Industry-funded study of the week: full-fat dairy
The study: Impact of low-fat and full-fat dairy foods on fasting lipid profile and blood pressure: exploratory endpoints of a randomized controlled trial. Kelsey A Schmidt, et al. The American Journal of Clinical Nutrition, nqab131, https://doi.org/10.1093/ajcn/nqab131. Published: 13 July 2021
Background: “Dietary guidelines traditionally recommend low-fat dairy because dairy’s high saturated fat content is thought to promote cardiovascular disease (CVD). However, emerging evidence indicates that dairy fat may not negatively impact CVD risk factors when consumed in foods with a complex matrix.”
Method: “Participants were then randomly assigned to 1 of 3 diets, either continuing the limited-dairy diet or switching to a diet containing 3.3 servings/d of either low-fat or full-fat milk, yogurt, and cheese for 12 wk.”
Conclusions: “In men and women with metabolic syndrome, a diet rich in full-fat dairy had no effects on fasting lipid profile or blood pressure compared with diets limited in dairy or rich in low-fat dairy.
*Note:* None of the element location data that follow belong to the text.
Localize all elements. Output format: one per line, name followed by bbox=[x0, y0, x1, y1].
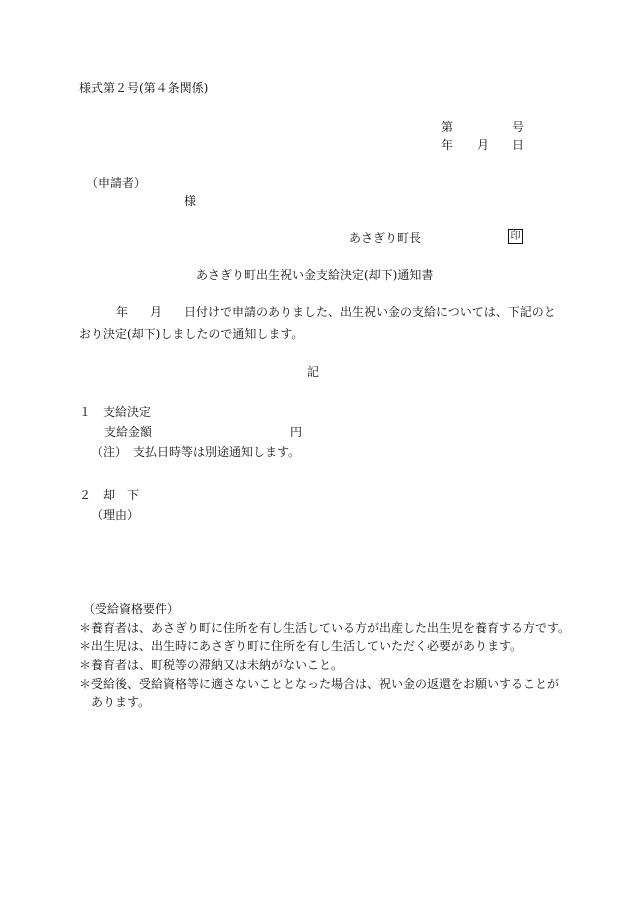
issuer-title: あさぎり町長 bbox=[349, 231, 422, 245]
seal-stamp: 印 bbox=[508, 229, 523, 244]
doc-number-prefix: 第 bbox=[441, 120, 454, 134]
recipient-honorific: 様 bbox=[184, 194, 197, 208]
doc-number-suffix: 号 bbox=[512, 120, 525, 134]
body-year: 年 bbox=[116, 305, 129, 319]
date-day: 日 bbox=[512, 138, 525, 152]
amount-label: 支給金額 bbox=[104, 425, 153, 439]
requirement-item-continued: あります。 bbox=[91, 695, 151, 709]
section1-note: （注） 支払日時等は別途通知します。 bbox=[91, 445, 301, 459]
ki-mark: 記 bbox=[307, 365, 320, 379]
section1-heading: １ 支給決定 bbox=[79, 405, 152, 419]
applicant-label: （申請者） bbox=[86, 176, 147, 190]
requirement-item: ＊受給後、受給資格等に適さないこととなった場合は、祝い金の返還をお願いすることが bbox=[79, 677, 560, 691]
body-text-line1: 日付けで申請のありました、出生祝い金の支給については、下記のと bbox=[184, 305, 556, 319]
reason-label: （理由） bbox=[91, 508, 140, 522]
date-year: 年 bbox=[441, 138, 454, 152]
requirement-item: ＊養育者は、あさぎり町に住所を有し生活している方が出産した出生児を養育する方です。 bbox=[79, 621, 571, 635]
document-title: あさぎり町出生祝い金支給決定(却下)通知書 bbox=[196, 268, 434, 282]
body-month: 月 bbox=[150, 305, 163, 319]
requirement-item: ＊養育者は、町税等の滞納又は未納がないこと。 bbox=[79, 658, 344, 672]
form-number: 様式第２号(第４条関係) bbox=[79, 81, 209, 95]
requirements-heading: （受給資格要件） bbox=[83, 602, 180, 616]
body-text-line2: おり決定(却下)しましたので通知します。 bbox=[79, 327, 304, 341]
requirement-item: ＊出生児は、出生時にあさぎり町に住所を有し生活していただく必要があります。 bbox=[79, 639, 523, 653]
date-month: 月 bbox=[477, 138, 490, 152]
amount-unit: 円 bbox=[290, 425, 303, 439]
section2-heading: ２ 却 下 bbox=[79, 488, 140, 502]
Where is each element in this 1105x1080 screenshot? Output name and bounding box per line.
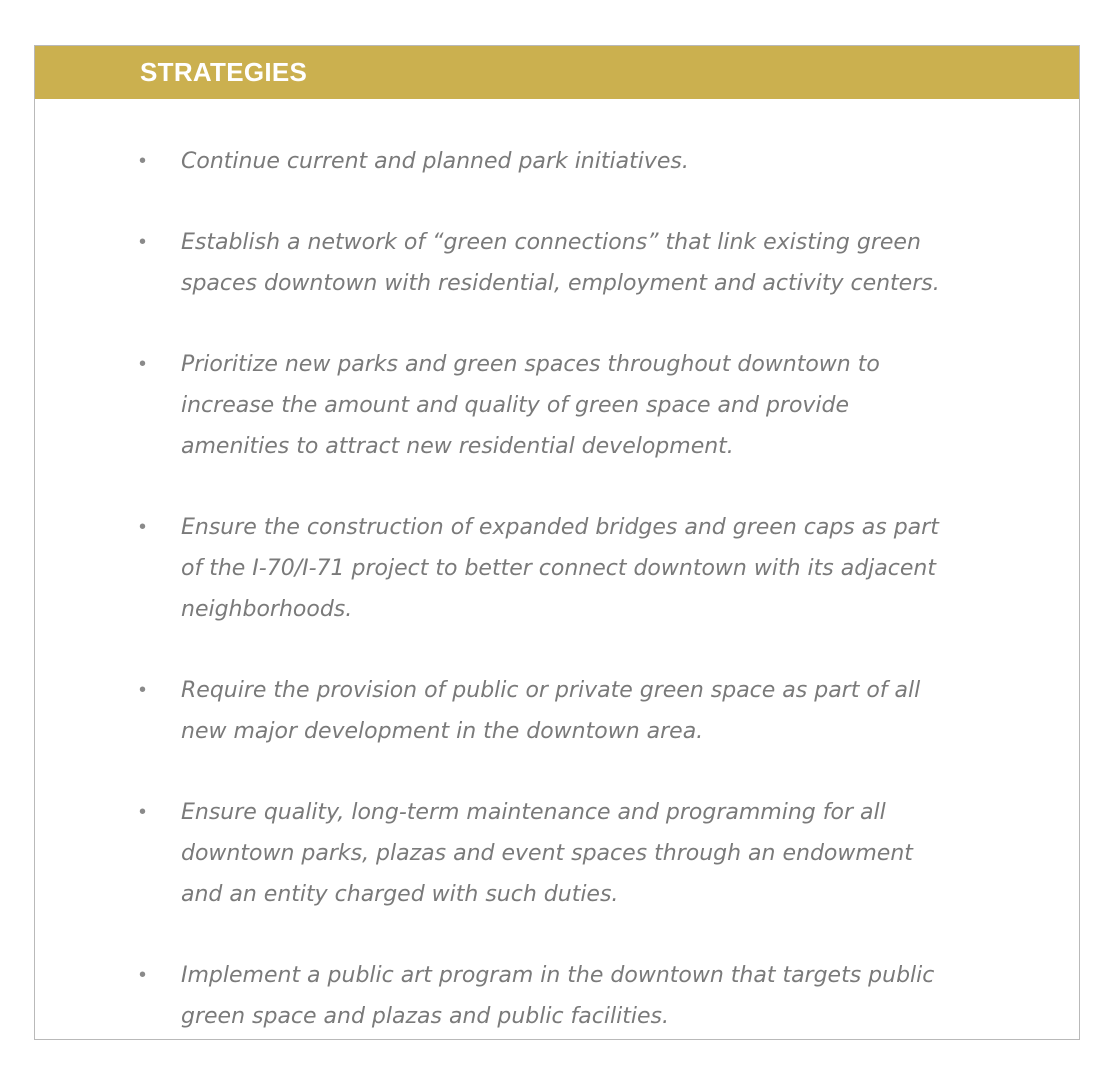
strategy-text: Ensure quality, long-term maintenance and programming for all downtown parks, plazas and event spaces through an endowment and an entity charged with such duties. — [181, 800, 913, 907]
strategy-item — [139, 222, 959, 304]
section-title: STRATEGIES — [140, 57, 308, 87]
strategy-text: Require the provision of public or private green space as part of all new major development in the downtown area. — [181, 678, 921, 744]
strategy-text: Ensure the construction of expanded bridges and green caps as part of the I-70/I-71 project to better connect downtown with its adjacent neighborhoods. — [181, 515, 939, 622]
strategy-item — [139, 792, 959, 915]
bullet-icon: • — [139, 150, 147, 172]
strategy-item — [139, 344, 959, 467]
strategy-item — [139, 141, 959, 182]
bullet-icon: • — [139, 516, 147, 538]
strategies-panel — [34, 45, 1080, 1040]
strategy-list — [139, 141, 959, 1077]
strategy-item — [139, 955, 959, 1037]
strategies-header — [35, 46, 1079, 99]
bullet-icon: • — [139, 964, 147, 986]
strategy-text: Implement a public art program in the downtown that targets public green space and plazas and public facilities. — [181, 963, 935, 1029]
strategy-item — [139, 507, 959, 630]
bullet-icon: • — [139, 801, 147, 823]
strategy-text: Prioritize new parks and green spaces throughout downtown to increase the amount and quality of green space and provide amenities to attract new residential development. — [181, 352, 880, 459]
strategy-text: Continue current and planned park initiatives. — [181, 149, 689, 174]
bullet-icon: • — [139, 231, 147, 253]
strategy-item — [139, 670, 959, 752]
bullet-icon: • — [139, 679, 147, 701]
strategy-text: Establish a network of “green connections” that link existing green spaces downtown with residential, employment and activity centers. — [181, 230, 940, 296]
bullet-icon: • — [139, 353, 147, 375]
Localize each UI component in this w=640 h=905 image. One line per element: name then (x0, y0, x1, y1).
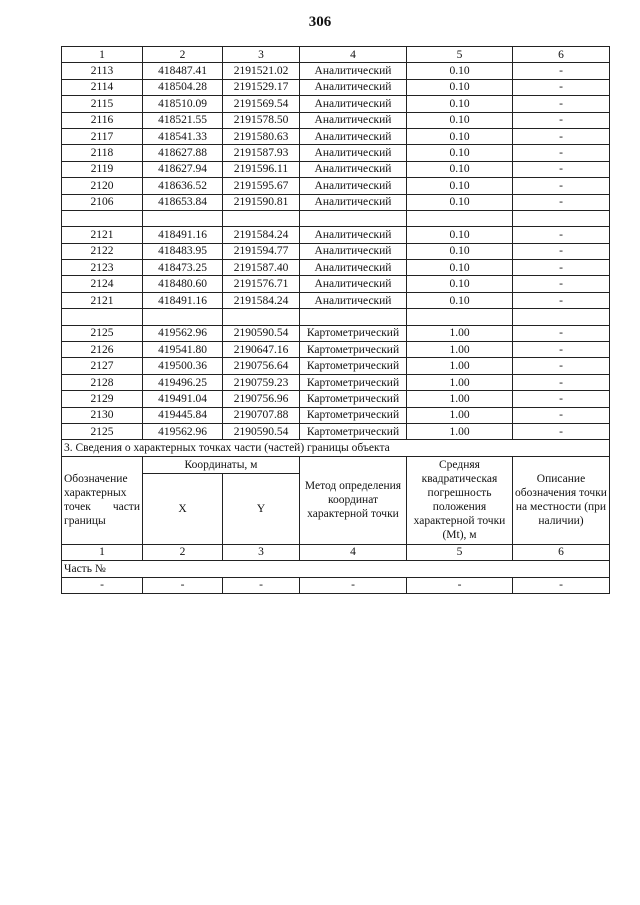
table-cell: - (513, 407, 610, 423)
table-cell: 418627.88 (143, 145, 223, 161)
table-cell: Аналитический (300, 260, 407, 276)
table-cell: 0.10 (407, 276, 513, 292)
x-header: X (143, 473, 223, 544)
table-cell: - (513, 423, 610, 439)
table-cell: 419445.84 (143, 407, 223, 423)
table-row (62, 374, 610, 390)
table-row (62, 79, 610, 95)
table-cell: 2191521.02 (223, 63, 300, 79)
column-number: 3 (223, 47, 300, 63)
table-cell: Картометрический (300, 358, 407, 374)
table-row (62, 161, 610, 177)
table-cell: - (513, 243, 610, 259)
section-3-column-number-row (62, 544, 610, 560)
table-cell: Аналитический (300, 227, 407, 243)
table-cell: - (513, 276, 610, 292)
table-cell: 2119 (62, 161, 143, 177)
table-cell: 418491.16 (143, 292, 223, 308)
table-cell: 0.10 (407, 260, 513, 276)
page-number: 306 (308, 14, 332, 30)
table-cell: - (62, 577, 143, 593)
table-cell: 2127 (62, 358, 143, 374)
blank-separator-row (62, 210, 610, 226)
table-cell: 2191587.93 (223, 145, 300, 161)
error-header: Средняя квадратическая погрешность положения характерной точки (Mt), м (407, 456, 513, 544)
y-header: Y (223, 473, 300, 544)
table-cell: 0.10 (407, 79, 513, 95)
table-cell: 2124 (62, 276, 143, 292)
column-number: 2 (143, 544, 223, 560)
table-cell: 2118 (62, 145, 143, 161)
table-cell: 2190756.64 (223, 358, 300, 374)
table-cell: 1.00 (407, 325, 513, 341)
table-cell: Картометрический (300, 342, 407, 358)
table-row (62, 145, 610, 161)
method-header: Метод определения координат характерной точки (300, 456, 407, 544)
description-header: Описание обозначения точки на местности (при наличии) (513, 456, 610, 544)
table-row (62, 260, 610, 276)
table-cell: 0.10 (407, 161, 513, 177)
coordinates-table (61, 46, 610, 594)
table-cell: - (513, 194, 610, 210)
table-cell: 2125 (62, 423, 143, 439)
table-cell: 2120 (62, 178, 143, 194)
table-cell: Аналитический (300, 243, 407, 259)
table-cell: 418627.94 (143, 161, 223, 177)
section-3-header-row (62, 456, 610, 473)
table-cell: Аналитический (300, 79, 407, 95)
table-cell: 2191580.63 (223, 128, 300, 144)
coordinates-table-body (62, 47, 610, 594)
table-cell: 0.10 (407, 63, 513, 79)
table-cell: 1.00 (407, 358, 513, 374)
table-cell: 0.10 (407, 145, 513, 161)
table-cell: 2121 (62, 227, 143, 243)
table-cell: 2191595.67 (223, 178, 300, 194)
table-cell: Аналитический (300, 161, 407, 177)
table-cell: 418521.55 (143, 112, 223, 128)
table-cell: - (513, 342, 610, 358)
table-cell: Картометрический (300, 374, 407, 390)
table-cell: - (513, 374, 610, 390)
table-row (62, 423, 610, 439)
table-cell: - (513, 79, 610, 95)
column-number: 1 (62, 544, 143, 560)
table-cell: - (513, 128, 610, 144)
column-number: 1 (62, 47, 143, 63)
column-number: 4 (300, 47, 407, 63)
table-cell: 2191587.40 (223, 260, 300, 276)
table-cell: Картометрический (300, 325, 407, 341)
table-cell: 418636.52 (143, 178, 223, 194)
table-cell: - (300, 577, 407, 593)
column-number-row (62, 47, 610, 63)
table-cell: 1.00 (407, 374, 513, 390)
table-cell: - (513, 63, 610, 79)
table-cell: 419562.96 (143, 325, 223, 341)
table-row (62, 292, 610, 308)
table-cell: 2121 (62, 292, 143, 308)
table-cell: 2117 (62, 128, 143, 144)
table-row (62, 112, 610, 128)
table-cell: 2113 (62, 63, 143, 79)
table-cell: 2191529.17 (223, 79, 300, 95)
table-row (62, 342, 610, 358)
table-cell: 2191578.50 (223, 112, 300, 128)
table-cell: 2115 (62, 96, 143, 112)
table-row (62, 227, 610, 243)
table-cell: 1.00 (407, 391, 513, 407)
table-cell: Аналитический (300, 292, 407, 308)
table-cell: 0.10 (407, 243, 513, 259)
table-cell: 2123 (62, 260, 143, 276)
table-row (62, 325, 610, 341)
table-cell: 2130 (62, 407, 143, 423)
table-cell: 418504.28 (143, 79, 223, 95)
table-cell: 418510.09 (143, 96, 223, 112)
table-cell: - (143, 577, 223, 593)
table-row (62, 63, 610, 79)
table-cell: 2190707.88 (223, 407, 300, 423)
table-cell: Аналитический (300, 178, 407, 194)
table-cell: 418541.33 (143, 128, 223, 144)
table-cell: 0.10 (407, 178, 513, 194)
table-cell: 418491.16 (143, 227, 223, 243)
table-cell: 418487.41 (143, 63, 223, 79)
table-row (62, 407, 610, 423)
table-cell: 2125 (62, 325, 143, 341)
table-cell: Аналитический (300, 112, 407, 128)
table-cell: 419541.80 (143, 342, 223, 358)
table-row (62, 276, 610, 292)
table-row (62, 178, 610, 194)
table-cell: - (513, 325, 610, 341)
part-label: Часть № (62, 561, 610, 577)
table-cell: Аналитический (300, 276, 407, 292)
table-cell: 2190590.54 (223, 325, 300, 341)
table-cell: 2114 (62, 79, 143, 95)
table-cell: 0.10 (407, 112, 513, 128)
table-cell: 2190759.23 (223, 374, 300, 390)
table-cell: 2190590.54 (223, 423, 300, 439)
section-3-title: 3. Сведения о характерных точках части (частей) границы объекта (62, 440, 610, 456)
table-cell: 2191596.11 (223, 161, 300, 177)
table-cell: 2190756.96 (223, 391, 300, 407)
table-cell: - (513, 391, 610, 407)
table-cell: 0.10 (407, 227, 513, 243)
table-cell: 2106 (62, 194, 143, 210)
table-cell: 418483.95 (143, 243, 223, 259)
table-cell: - (513, 577, 610, 593)
table-cell: - (513, 112, 610, 128)
table-cell: 2191590.81 (223, 194, 300, 210)
table-cell: 2191584.24 (223, 292, 300, 308)
table-cell: 2129 (62, 391, 143, 407)
table-cell: - (513, 145, 610, 161)
table-cell: 2191569.54 (223, 96, 300, 112)
table-cell: 2126 (62, 342, 143, 358)
table-cell: 419500.36 (143, 358, 223, 374)
column-number: 6 (513, 544, 610, 560)
blank-separator-row (62, 309, 610, 325)
table-cell: 2122 (62, 243, 143, 259)
table-row (62, 358, 610, 374)
table-cell: - (513, 260, 610, 276)
table-cell: - (513, 358, 610, 374)
table-cell: 1.00 (407, 407, 513, 423)
table-cell: - (223, 577, 300, 593)
table-cell: 419562.96 (143, 423, 223, 439)
table-cell: Картометрический (300, 423, 407, 439)
table-cell: Аналитический (300, 128, 407, 144)
column-number: 5 (407, 544, 513, 560)
table-cell: 418473.25 (143, 260, 223, 276)
table-cell: 2116 (62, 112, 143, 128)
table-cell: 418653.84 (143, 194, 223, 210)
column-number: 6 (513, 47, 610, 63)
table-cell: 419496.25 (143, 374, 223, 390)
table-cell: 2190647.16 (223, 342, 300, 358)
column-number: 2 (143, 47, 223, 63)
table-cell: Картометрический (300, 391, 407, 407)
column-number: 3 (223, 544, 300, 560)
table-row (62, 243, 610, 259)
table-cell: Аналитический (300, 96, 407, 112)
table-cell: 0.10 (407, 96, 513, 112)
table-cell: - (513, 178, 610, 194)
table-cell: - (407, 577, 513, 593)
table-cell: 418480.60 (143, 276, 223, 292)
coordinates-header: Координаты, м (143, 456, 300, 473)
table-cell: 2128 (62, 374, 143, 390)
table-row (62, 391, 610, 407)
table-cell: 0.10 (407, 194, 513, 210)
table-cell: 0.10 (407, 292, 513, 308)
table-row (62, 96, 610, 112)
table-cell: 0.10 (407, 128, 513, 144)
table-cell: Аналитический (300, 194, 407, 210)
table-cell: Аналитический (300, 145, 407, 161)
table-cell: - (513, 292, 610, 308)
table-cell: 419491.04 (143, 391, 223, 407)
table-cell: - (513, 227, 610, 243)
table-cell: - (513, 161, 610, 177)
table-cell: Аналитический (300, 63, 407, 79)
section-3-title-row (62, 440, 610, 456)
table-cell: 2191594.77 (223, 243, 300, 259)
part-label-row (62, 561, 610, 577)
table-cell: - (513, 96, 610, 112)
table-cell: 1.00 (407, 342, 513, 358)
table-row (62, 194, 610, 210)
table-cell: Картометрический (300, 407, 407, 423)
column-number: 5 (407, 47, 513, 63)
table-cell: 1.00 (407, 423, 513, 439)
table-row (62, 128, 610, 144)
point-designation-header: Обозначение характерных точек части границы (62, 456, 143, 544)
table-cell: 2191584.24 (223, 227, 300, 243)
table-cell: 2191576.71 (223, 276, 300, 292)
empty-part-row (62, 577, 610, 593)
column-number: 4 (300, 544, 407, 560)
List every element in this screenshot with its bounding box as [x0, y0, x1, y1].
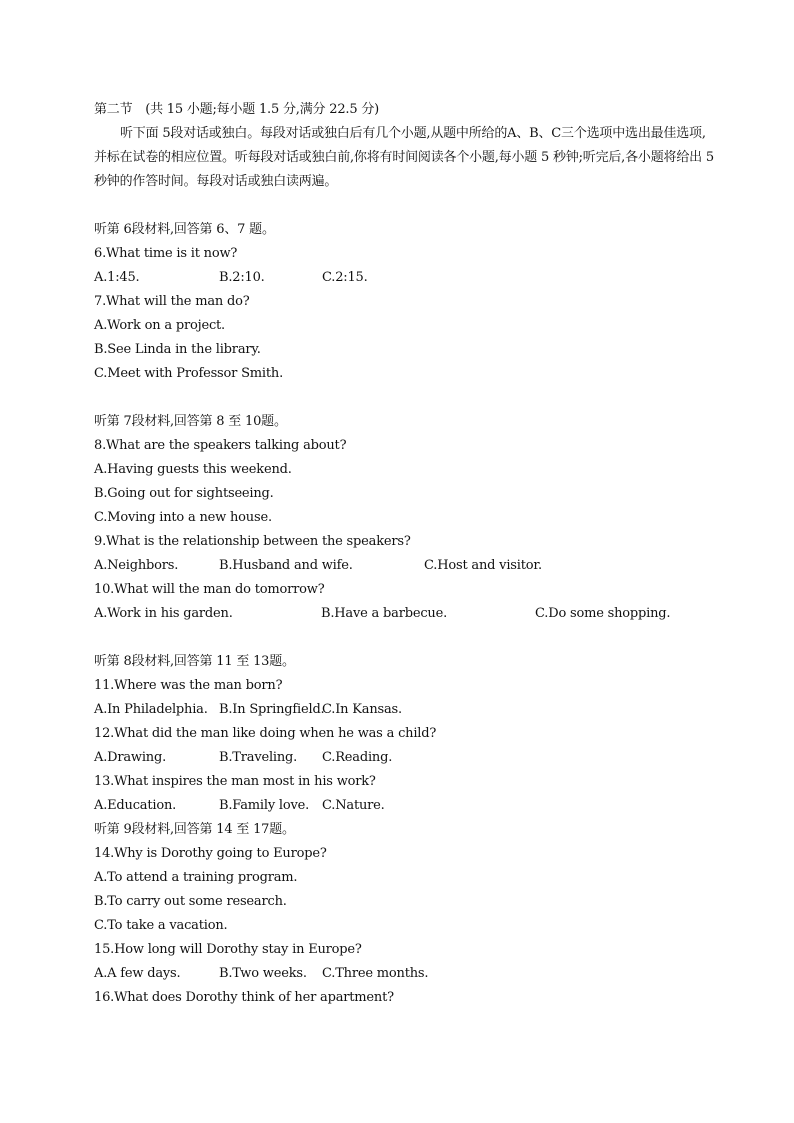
instructions-paragraph: 听下面 5段对话或独白。每段对话或独白后有几个小题,从题中所给的A、B、C三个选项中选出最佳选项,并标在试卷的相应位置。听每段对话或独白前,你将有时间阅读各个小题,每小题 5 秒钟;听完后,各小题将给出 5 秒钟的作答时间。每段对话或独白读两遍。: [94, 126, 714, 189]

Therefore, dairy fat, when consumed as part of complex whole foods, does not adversely impact these classic CVD risk factors.”
Funding: “National Dairy Council, Dairy Farmers of Canada, Dutch Dairy Association (Nederlandse Zuivel Organisatie), Dairy Australia, and the French Dairy Interbranch Organization (CNIEL),” and NIH and others.
Conflict of interest: “This study was initiated by the principal investigator (MK). The dairy-related funding organizations suggested changes to details of the study design prior to the conduct of the study, some of which were implemented. Otherwise, the funding organizations had no impact on the design or conduct of the trial or the analysis and interpretation of study data.”
Comment: Let’s give these investigators high marks for disclosing that the dairy funders influenced the design of the study, which, as we know from the data of Lisa Bero and her colleagues, is the place where biases caused by industry funding most typically show up. Food companies that fund research are looking for benefits; they won’t risk study designs that might yield inconvenient results.
Reference: For a summary of research on the “funding effect”—the observations that research sponsored by food companies almost invariably produces results favorable to the sponsor’s interests and that recipients of industry funding typically did not intend to be influenced and do not recognize the influence—see my book, Unsavory Truth: How Food Companies Skew the Science of What We Eat.